他頓了一下,嗓音緩和:“長卿的琴技亦是出神入化,曲儘其妙。”
元容怔了住。
他慢慢地抬起頭,看向正位高坐的皇帝。
也不知今日是怎麼了,皇帝又是拍他的肩,又是喚他的字——原來皇帝知道他的字是什麼。
皇帝還誇了他。
這是以往從未有過的事情。
哪怕是他幾年前打了勝仗回來,皇帝也最多就是在洗塵宴上,極其客套,極其敷衍地道一句——辛苦了,太子。
這一時之間,讓元容覺得有些怪異,有些彆扭,還有些說不出的感覺,五味雜陳,複雜難言。
他抿住薄唇,垂下眸,輕聲道:“謝父皇誇讚。

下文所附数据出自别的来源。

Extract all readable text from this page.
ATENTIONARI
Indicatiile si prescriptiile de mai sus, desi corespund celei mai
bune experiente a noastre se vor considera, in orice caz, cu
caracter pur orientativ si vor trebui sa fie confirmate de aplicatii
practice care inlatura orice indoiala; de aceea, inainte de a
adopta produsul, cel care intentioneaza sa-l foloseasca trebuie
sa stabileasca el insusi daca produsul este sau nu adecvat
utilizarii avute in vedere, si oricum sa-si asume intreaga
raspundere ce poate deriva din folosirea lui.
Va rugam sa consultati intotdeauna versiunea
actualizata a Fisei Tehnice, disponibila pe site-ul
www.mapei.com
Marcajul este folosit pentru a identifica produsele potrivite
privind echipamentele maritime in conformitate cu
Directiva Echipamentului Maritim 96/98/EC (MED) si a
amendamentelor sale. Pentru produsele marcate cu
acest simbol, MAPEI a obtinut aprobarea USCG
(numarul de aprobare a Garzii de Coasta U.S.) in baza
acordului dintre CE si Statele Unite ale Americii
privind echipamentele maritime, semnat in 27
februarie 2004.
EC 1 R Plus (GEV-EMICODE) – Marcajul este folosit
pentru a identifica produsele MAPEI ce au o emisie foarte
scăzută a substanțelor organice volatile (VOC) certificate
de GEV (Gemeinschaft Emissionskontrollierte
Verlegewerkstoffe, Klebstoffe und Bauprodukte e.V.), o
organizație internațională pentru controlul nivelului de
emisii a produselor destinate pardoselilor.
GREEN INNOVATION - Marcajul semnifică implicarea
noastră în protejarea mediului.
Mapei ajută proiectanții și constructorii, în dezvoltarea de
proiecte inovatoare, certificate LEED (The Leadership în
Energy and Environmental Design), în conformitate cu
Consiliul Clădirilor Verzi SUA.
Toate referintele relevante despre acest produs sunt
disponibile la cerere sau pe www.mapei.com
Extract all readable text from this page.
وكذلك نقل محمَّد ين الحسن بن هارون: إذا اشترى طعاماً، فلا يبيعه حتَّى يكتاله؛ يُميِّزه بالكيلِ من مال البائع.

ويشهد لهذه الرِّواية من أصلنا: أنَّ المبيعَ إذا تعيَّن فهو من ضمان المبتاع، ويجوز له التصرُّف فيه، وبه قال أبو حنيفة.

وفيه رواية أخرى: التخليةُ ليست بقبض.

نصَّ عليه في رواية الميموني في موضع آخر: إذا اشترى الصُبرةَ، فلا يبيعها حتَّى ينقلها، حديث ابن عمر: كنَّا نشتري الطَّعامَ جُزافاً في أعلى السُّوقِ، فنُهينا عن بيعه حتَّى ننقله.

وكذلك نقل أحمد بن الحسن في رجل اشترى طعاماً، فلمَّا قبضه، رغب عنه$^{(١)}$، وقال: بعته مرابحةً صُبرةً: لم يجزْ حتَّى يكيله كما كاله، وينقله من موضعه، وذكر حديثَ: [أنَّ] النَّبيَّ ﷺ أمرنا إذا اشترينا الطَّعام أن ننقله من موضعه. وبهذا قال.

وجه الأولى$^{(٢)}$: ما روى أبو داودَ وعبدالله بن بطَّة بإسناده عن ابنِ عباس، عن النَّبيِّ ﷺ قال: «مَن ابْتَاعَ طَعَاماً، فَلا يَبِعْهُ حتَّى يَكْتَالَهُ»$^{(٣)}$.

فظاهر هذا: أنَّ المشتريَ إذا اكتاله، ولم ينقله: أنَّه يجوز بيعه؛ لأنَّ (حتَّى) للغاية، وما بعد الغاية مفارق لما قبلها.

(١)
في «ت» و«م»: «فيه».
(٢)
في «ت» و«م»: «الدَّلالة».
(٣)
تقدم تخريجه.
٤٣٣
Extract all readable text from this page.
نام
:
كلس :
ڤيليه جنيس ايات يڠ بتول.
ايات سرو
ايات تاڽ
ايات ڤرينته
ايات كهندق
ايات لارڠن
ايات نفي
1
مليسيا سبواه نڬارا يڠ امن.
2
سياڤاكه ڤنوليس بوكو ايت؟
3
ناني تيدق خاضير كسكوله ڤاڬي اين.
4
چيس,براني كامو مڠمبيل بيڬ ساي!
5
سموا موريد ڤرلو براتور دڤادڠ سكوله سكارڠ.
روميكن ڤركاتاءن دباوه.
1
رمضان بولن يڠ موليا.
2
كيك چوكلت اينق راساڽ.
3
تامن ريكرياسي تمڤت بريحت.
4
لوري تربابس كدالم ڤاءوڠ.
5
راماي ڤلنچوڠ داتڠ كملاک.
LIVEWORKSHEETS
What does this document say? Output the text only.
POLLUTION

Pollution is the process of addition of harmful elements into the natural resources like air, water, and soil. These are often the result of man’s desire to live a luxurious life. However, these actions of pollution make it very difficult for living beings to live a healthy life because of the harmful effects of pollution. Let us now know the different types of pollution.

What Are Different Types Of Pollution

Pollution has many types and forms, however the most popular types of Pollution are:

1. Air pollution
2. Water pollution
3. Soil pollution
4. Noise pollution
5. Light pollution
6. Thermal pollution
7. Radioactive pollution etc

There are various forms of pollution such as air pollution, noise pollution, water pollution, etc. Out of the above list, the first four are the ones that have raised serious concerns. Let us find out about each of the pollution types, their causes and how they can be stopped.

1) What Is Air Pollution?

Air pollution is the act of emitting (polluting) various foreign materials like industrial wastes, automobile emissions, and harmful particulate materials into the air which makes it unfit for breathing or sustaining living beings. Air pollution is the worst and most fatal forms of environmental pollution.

”
皇帝微微頷首,繼而看向顧休休:“你方才獻奏的曲音極妙,朕心甚悅,想要些什麼賞賜?”
顧休休起身,福著身子:“兒臣能為太後獻奏琴曲,乃是兒臣之榮幸,亦是兒臣的本能,兒臣不敢居功。”
她越是如此說,皇帝越是要給她賞賜了。許是聽聞那廣陵散有些感慨,想起了為護送元容而戰死在平城的驃騎將軍父子,不由一聲歎息:“朕記得你二叔父乃是驃騎將軍,時間如白駒過隙,一眨眼已是過去了年之久。”
皇帝道:“驃騎將軍肝膽忠義,護送太子撤離平城有功,朕今日特將其追封為義勇候。另追封其子為神武將軍。”
話音落下,顧家幾人,幾乎是同時怔住,神色微滯地看向皇帝。
就連元容,眸光也微微一變。
驃騎將軍與其子都戰死在了平城,便是追封驃騎將軍為義勇候,這侯爵之位,也沒有子嗣能繼承了。
可這是皇帝對於驃騎將軍的認可,更是相當於為他們洗清了年前那一戰後四起的流言蜚語,告訴天下眾人,驃騎將軍父子是為北魏子民戰死,而非通敵叛國的奸細。
顧休休是幾人中最先反應過來的一個,她眸中騰起霧氣,屈膝跪了下去,朝著皇帝叩拜:“兒臣謝過父皇恩典。”
這一聲,像是打破了凝固的空氣。
永安侯夫婦與顧懷瑾,先後跪了下去,嗓音響亮,叩謝皇恩。而顧佳茴則呆呆地看著前方,眼神中含著些迷茫與不知所措。
追封諡號……到最後卻是沾了顧休休的光,才讓她父親和哥哥都追封了諡號,洗清了多年的冤屈?
為什麼偏偏是顧休休?
不該是顧休休才對,明明四皇子答應了她,那是她的父親和哥哥,不是顧休休的!
顧佳茴渾身緊繃著,垂放在雙膝前的手臂抖動著,指甲掐進了掌心裡,卻絲毫察覺不到疼痛,甚至連臉皮都在微微抽搐著。
她不知自己是怎麼跪了下去,也不知自己是如何起了身,淚水止不住從眼眶中溢出,有一種近乎恥辱的情緒堵在了喉嚨裡,讓她有些無法呼吸了。
什麼都是顧休休,哪裡都有顧休休。
所有的風頭都被她出儘了,就連追封諡號,最後也要靠顧休休才能辦到。
那她活著有什麼用?她活在世上到底是為了什麼?
永安侯夫人察覺到顧佳茴的情緒不對勁,卻還以為顧佳茴是激動的,連忙遞上帕子,又輕拍著她的後背,寬慰道:“佳茴,不哭了,你父親在天之靈,也能瞑目了……”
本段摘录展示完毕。